It’ll be my last weekend before classes come crashing down on my head, so I’m going to take advantage of it.
Skepticon starts tomorrow! Tune in!
I’m looking forward to this as well: Lovecraft Country airs on Sunday!
It’s a great book, and it looks like HBO is doing right by it. There’s a write-up in the LA Times about that horrible racist, HP Lovecraft, and why he is surprisingly popular.
Lovecraft helped create a genre now known as “cosmic horror,” stories filled with dread and terror at the knowledge that humans are not the most important things in the universe.
“He was beginning to write at a time when science was making vast and profound discoveries,” says Klinger. “What he came to believe, I think deeply and honestly, was that human beings were insignificant little dust motes in this enormous universe and that eventually we would discover that we were not particularly significant.”

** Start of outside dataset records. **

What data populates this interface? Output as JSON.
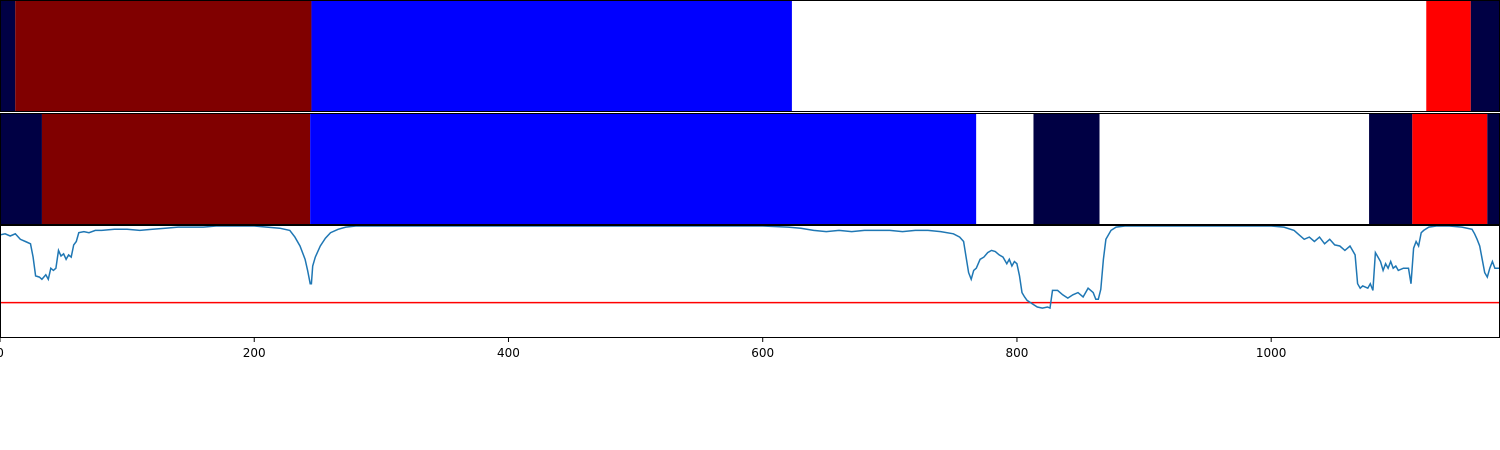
{
  "chart_data": {
    "type": "segmentation_timeline",
    "x_range": [
      0,
      1180
    ],
    "x_ticks": [
      0,
      200,
      400,
      600,
      800,
      1000
    ],
    "x_tick_labels": [
      "0",
      "200",
      "400",
      "600",
      "800",
      "1000"
    ],
    "colors": {
      "navy": "#000044",
      "darkred": "#800000",
      "blue": "#0000ff",
      "white": "#ffffff",
      "red": "#ff0000",
      "line": "#1f77b4",
      "threshold": "#ff0000"
    },
    "tracks": [
      {
        "segments": [
          {
            "start": 0,
            "end": 12,
            "color": "navy"
          },
          {
            "start": 12,
            "end": 245,
            "color": "darkred"
          },
          {
            "start": 245,
            "end": 623,
            "color": "blue"
          },
          {
            "start": 623,
            "end": 1122,
            "color": "white"
          },
          {
            "start": 1122,
            "end": 1157,
            "color": "red"
          },
          {
            "start": 1157,
            "end": 1180,
            "color": "navy"
          }
        ]
      },
      {
        "segments": [
          {
            "start": 0,
            "end": 33,
            "color": "navy"
          },
          {
            "start": 33,
            "end": 244,
            "color": "darkred"
          },
          {
            "start": 244,
            "end": 768,
            "color": "blue"
          },
          {
            "start": 768,
            "end": 813,
            "color": "white"
          },
          {
            "start": 813,
            "end": 865,
            "color": "navy"
          },
          {
            "start": 865,
            "end": 1077,
            "color": "white"
          },
          {
            "start": 1077,
            "end": 1111,
            "color": "navy"
          },
          {
            "start": 1111,
            "end": 1170,
            "color": "red"
          },
          {
            "start": 1170,
            "end": 1180,
            "color": "navy"
          }
        ]
      }
    ],
    "line_panel": {
      "y_range": [
        0,
        1
      ],
      "threshold": 0.31,
      "points": [
        [
          0,
          0.92
        ],
        [
          4,
          0.93
        ],
        [
          8,
          0.91
        ],
        [
          12,
          0.93
        ],
        [
          16,
          0.88
        ],
        [
          20,
          0.86
        ],
        [
          24,
          0.84
        ],
        [
          26,
          0.72
        ],
        [
          28,
          0.55
        ],
        [
          31,
          0.54
        ],
        [
          33,
          0.52
        ],
        [
          36,
          0.56
        ],
        [
          38,
          0.52
        ],
        [
          40,
          0.62
        ],
        [
          42,
          0.6
        ],
        [
          44,
          0.62
        ],
        [
          46,
          0.78
        ],
        [
          48,
          0.73
        ],
        [
          50,
          0.75
        ],
        [
          52,
          0.7
        ],
        [
          54,
          0.74
        ],
        [
          56,
          0.72
        ],
        [
          58,
          0.83
        ],
        [
          60,
          0.86
        ],
        [
          62,
          0.94
        ],
        [
          66,
          0.95
        ],
        [
          70,
          0.94
        ],
        [
          75,
          0.96
        ],
        [
          80,
          0.96
        ],
        [
          90,
          0.97
        ],
        [
          100,
          0.97
        ],
        [
          110,
          0.96
        ],
        [
          120,
          0.97
        ],
        [
          130,
          0.98
        ],
        [
          140,
          0.99
        ],
        [
          150,
          0.99
        ],
        [
          160,
          0.99
        ],
        [
          170,
          1.0
        ],
        [
          180,
          1.0
        ],
        [
          190,
          1.0
        ],
        [
          200,
          1.0
        ],
        [
          210,
          0.99
        ],
        [
          220,
          0.98
        ],
        [
          228,
          0.96
        ],
        [
          232,
          0.9
        ],
        [
          236,
          0.82
        ],
        [
          240,
          0.7
        ],
        [
          242,
          0.6
        ],
        [
          244,
          0.48
        ],
        [
          245,
          0.48
        ],
        [
          246,
          0.64
        ],
        [
          248,
          0.72
        ],
        [
          252,
          0.82
        ],
        [
          256,
          0.89
        ],
        [
          260,
          0.94
        ],
        [
          266,
          0.97
        ],
        [
          272,
          0.99
        ],
        [
          280,
          1.0
        ],
        [
          290,
          1.0
        ],
        [
          300,
          1.0
        ],
        [
          350,
          1.0
        ],
        [
          400,
          1.0
        ],
        [
          450,
          1.0
        ],
        [
          500,
          1.0
        ],
        [
          550,
          1.0
        ],
        [
          600,
          1.0
        ],
        [
          620,
          0.99
        ],
        [
          630,
          0.98
        ],
        [
          640,
          0.96
        ],
        [
          650,
          0.95
        ],
        [
          660,
          0.96
        ],
        [
          670,
          0.95
        ],
        [
          680,
          0.96
        ],
        [
          690,
          0.96
        ],
        [
          700,
          0.96
        ],
        [
          710,
          0.95
        ],
        [
          720,
          0.96
        ],
        [
          730,
          0.96
        ],
        [
          740,
          0.95
        ],
        [
          750,
          0.93
        ],
        [
          755,
          0.9
        ],
        [
          758,
          0.86
        ],
        [
          760,
          0.72
        ],
        [
          762,
          0.58
        ],
        [
          764,
          0.52
        ],
        [
          766,
          0.6
        ],
        [
          768,
          0.62
        ],
        [
          771,
          0.7
        ],
        [
          774,
          0.72
        ],
        [
          777,
          0.76
        ],
        [
          780,
          0.78
        ],
        [
          783,
          0.77
        ],
        [
          786,
          0.74
        ],
        [
          789,
          0.72
        ],
        [
          792,
          0.66
        ],
        [
          794,
          0.7
        ],
        [
          796,
          0.64
        ],
        [
          798,
          0.68
        ],
        [
          800,
          0.66
        ],
        [
          802,
          0.55
        ],
        [
          804,
          0.4
        ],
        [
          806,
          0.36
        ],
        [
          808,
          0.33
        ],
        [
          812,
          0.3
        ],
        [
          816,
          0.27
        ],
        [
          820,
          0.26
        ],
        [
          824,
          0.27
        ],
        [
          826,
          0.26
        ],
        [
          828,
          0.42
        ],
        [
          832,
          0.42
        ],
        [
          836,
          0.38
        ],
        [
          840,
          0.35
        ],
        [
          844,
          0.38
        ],
        [
          848,
          0.4
        ],
        [
          852,
          0.36
        ],
        [
          856,
          0.44
        ],
        [
          860,
          0.4
        ],
        [
          862,
          0.34
        ],
        [
          864,
          0.34
        ],
        [
          866,
          0.43
        ],
        [
          868,
          0.7
        ],
        [
          870,
          0.88
        ],
        [
          874,
          0.96
        ],
        [
          878,
          0.99
        ],
        [
          885,
          1.0
        ],
        [
          900,
          1.0
        ],
        [
          950,
          1.0
        ],
        [
          1000,
          1.0
        ],
        [
          1010,
          0.99
        ],
        [
          1018,
          0.96
        ],
        [
          1022,
          0.92
        ],
        [
          1026,
          0.88
        ],
        [
          1030,
          0.9
        ],
        [
          1034,
          0.86
        ],
        [
          1038,
          0.9
        ],
        [
          1042,
          0.84
        ],
        [
          1046,
          0.88
        ],
        [
          1050,
          0.83
        ],
        [
          1054,
          0.82
        ],
        [
          1058,
          0.78
        ],
        [
          1062,
          0.82
        ],
        [
          1066,
          0.74
        ],
        [
          1068,
          0.48
        ],
        [
          1070,
          0.44
        ],
        [
          1072,
          0.46
        ],
        [
          1074,
          0.45
        ],
        [
          1076,
          0.44
        ],
        [
          1078,
          0.48
        ],
        [
          1080,
          0.42
        ],
        [
          1082,
          0.76
        ],
        [
          1084,
          0.72
        ],
        [
          1086,
          0.68
        ],
        [
          1088,
          0.6
        ],
        [
          1090,
          0.66
        ],
        [
          1092,
          0.62
        ],
        [
          1094,
          0.68
        ],
        [
          1096,
          0.62
        ],
        [
          1098,
          0.64
        ],
        [
          1100,
          0.6
        ],
        [
          1104,
          0.62
        ],
        [
          1108,
          0.62
        ],
        [
          1110,
          0.48
        ],
        [
          1112,
          0.8
        ],
        [
          1114,
          0.86
        ],
        [
          1116,
          0.82
        ],
        [
          1118,
          0.94
        ],
        [
          1120,
          0.96
        ],
        [
          1124,
          0.99
        ],
        [
          1130,
          1.0
        ],
        [
          1140,
          1.0
        ],
        [
          1150,
          0.99
        ],
        [
          1158,
          0.97
        ],
        [
          1160,
          0.93
        ],
        [
          1162,
          0.88
        ],
        [
          1164,
          0.82
        ],
        [
          1166,
          0.7
        ],
        [
          1168,
          0.58
        ],
        [
          1170,
          0.54
        ],
        [
          1172,
          0.62
        ],
        [
          1174,
          0.68
        ],
        [
          1176,
          0.62
        ],
        [
          1178,
          0.62
        ],
        [
          1180,
          0.62
        ]
      ]
    }
  }
}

Science has been spending a few centuries working to move the center of the universe away from us, so it fits with an ongoing trend. Now we just have to dislodge that center from white people, which is proving to be the hardest step of them all. Lovecraft Country, though, does its part in the decentering. Don’t read Lovecraft, read the more recent authors that have been bringing us cosmic dread without the petty racism. (Another author I’d recommend: the work of Ruthanna Emrys, who takes on the perspective of the fish men of Innsmouth.)
Hey, can we pretend Skepticon is taking place in Lovecraft country?